I need to store a relatively large amount of information in global memory, basically a large array of boolean type. This would take up almost all of the global memory on the GPU. I would frequently need to check whether a specific bit is “set” but would not need to set bits very frequently. Often this would be a sequential access pattern, meaning I would often check if index 0 is set, then index 1…then 2 etc.

Would it be better to implement this as a (1) large bit array (presumably by writing one very large unsigned char) or an (2) array of a small primitive type (using only 1/0 values) or by defining my own (3) enum type (True/False).

Also if approach (1) is used, is there any difference between how a set bit check bit operation should be implemented on a GPU versus just plain C?

Unfortunately I only have compute capability 1.1, but suggestions for 2.0 specific code would still be very interesting.

Thanks

Is there a possibility of race conditions between different threads reading from and writing to the array? A disadvantage of a bitmask is the possibility of collisions between threads trying to update different bits in the same word. I think is possible to solve this with the use of a loop and atomicCAS to do the update, but could be tricky.

Unfortunately, to make use of the built-in atomic operations (first appearing in compute capability 1.1), you would need to use an unsigned integer array, wasting a very large amount of memory bandwidth.

If you go with the bit array approach, you should take a look at the __popc() function, which reports how many bits are set in a 32 bit word. On compute capability 2.0, it compiles to a single instruction, and could be a very useful shortcut if you expect your bit array to be sparsely populated.

Thank you very much for your help. I think I can rework some things so no two threads will cause a race condition, so I think I may go with this approach.

If it is not necessary for this array to be accessed outside of the Block (don’t need to transfer back to host at all either) would it be better to simply allocate in “local” memory rather than prior to Kernel execution in “global” memory? (It is too big for shared memory)

Also, to actually implement a bit array in CUDA would it be best practice to simply allocate a char* of the appropriate size and perform the standard bit set/get operations on this structure?

Thank you again so much!

So, just to be clear, each thread in a block gets its own private bit array? In that case, local memory would also be fine (it gets stored in global memory anyway), and might improve coalescing as well. I don’t think local memory can be dynamically allocated, so you would have to specify the size of these bit arrays at compile time.

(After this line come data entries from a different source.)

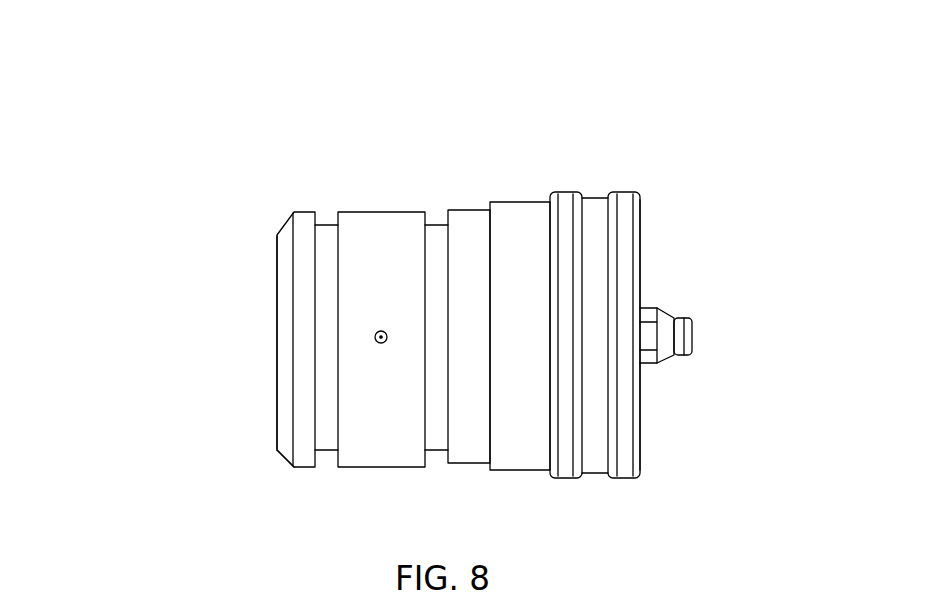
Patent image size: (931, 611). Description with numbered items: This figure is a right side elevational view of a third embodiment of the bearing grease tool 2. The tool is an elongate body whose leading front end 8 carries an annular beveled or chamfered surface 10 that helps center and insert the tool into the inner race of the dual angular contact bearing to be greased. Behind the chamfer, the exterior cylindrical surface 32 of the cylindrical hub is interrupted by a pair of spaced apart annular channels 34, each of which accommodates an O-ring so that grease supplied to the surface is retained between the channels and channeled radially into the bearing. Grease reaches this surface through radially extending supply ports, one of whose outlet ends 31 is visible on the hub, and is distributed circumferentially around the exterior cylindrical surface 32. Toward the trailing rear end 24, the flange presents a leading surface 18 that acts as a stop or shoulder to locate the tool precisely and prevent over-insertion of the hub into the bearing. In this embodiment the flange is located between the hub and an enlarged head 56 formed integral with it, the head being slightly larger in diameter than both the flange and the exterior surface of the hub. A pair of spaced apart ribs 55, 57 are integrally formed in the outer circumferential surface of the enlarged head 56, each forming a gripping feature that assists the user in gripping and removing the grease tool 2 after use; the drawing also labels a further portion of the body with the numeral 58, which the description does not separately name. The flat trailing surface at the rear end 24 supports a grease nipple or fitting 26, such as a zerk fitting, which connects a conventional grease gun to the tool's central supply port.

The grease tool 2 is at (688, 407).
The leading front end 8 is at (277, 347).
The annular beveled or chamfered surface 10 is at (283, 228).
The leading surface 18 is at (490, 388).
The trailing rear end 24 is at (641, 233).
The grease nipple or fitting 26 is at (667, 332).
The outlet end 31 is at (375, 333).
The exterior cylindrical surface 32 is at (305, 402).
The annular channels 34 is at (327, 225).
The rib 55 is at (622, 223).
The enlarged head 56 is at (595, 400).
The rib 57 is at (578, 197).
The sealing section 58 is at (522, 248).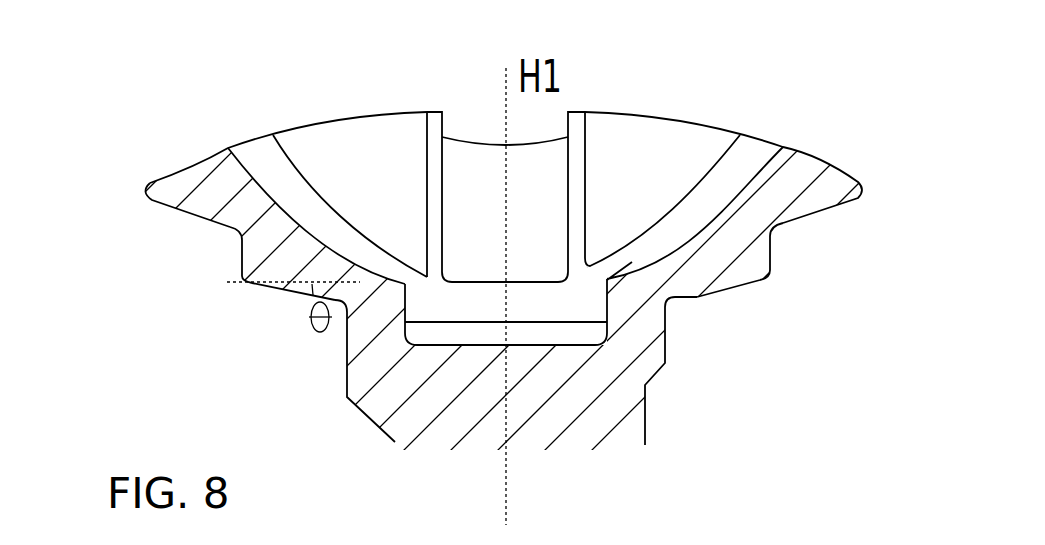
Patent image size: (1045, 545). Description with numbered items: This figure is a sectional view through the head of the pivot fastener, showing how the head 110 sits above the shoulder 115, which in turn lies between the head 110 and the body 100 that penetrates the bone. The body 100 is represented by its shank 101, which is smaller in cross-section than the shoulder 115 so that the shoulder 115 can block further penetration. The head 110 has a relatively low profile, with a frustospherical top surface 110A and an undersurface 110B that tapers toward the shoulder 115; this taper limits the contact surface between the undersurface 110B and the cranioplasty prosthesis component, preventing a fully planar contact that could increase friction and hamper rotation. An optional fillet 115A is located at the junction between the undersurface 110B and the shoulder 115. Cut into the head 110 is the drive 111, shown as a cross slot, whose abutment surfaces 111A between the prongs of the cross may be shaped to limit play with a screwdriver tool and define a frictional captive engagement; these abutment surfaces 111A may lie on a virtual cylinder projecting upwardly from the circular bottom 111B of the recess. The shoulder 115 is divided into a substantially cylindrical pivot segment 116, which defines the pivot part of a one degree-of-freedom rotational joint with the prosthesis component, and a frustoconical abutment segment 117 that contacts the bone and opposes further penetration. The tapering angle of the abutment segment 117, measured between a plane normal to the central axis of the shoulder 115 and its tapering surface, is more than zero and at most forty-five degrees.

Either unsigned char or unsigned int is probably best. (Unsigned, because the sign-extension behavior of right shifts is implementation-specific for signed integers in C. Better to avoid confusion later…) The only advantage to unsigned int would be the ability to load and manipulate more bits at a time, for example if __popc() were useful. The architecture, in general, is most efficient at working with 32-bit words.

However, if you need to random access bits in the array, then unsigned char might be more efficient, although that should be benchmarked. My hesitation is due to the fact that reads and writes will go through the L1 cache, which has a 128 byte line size, so reading a byte or a 32-bit word will cause the same I/O traffic if the memory location isn’t already in the cache.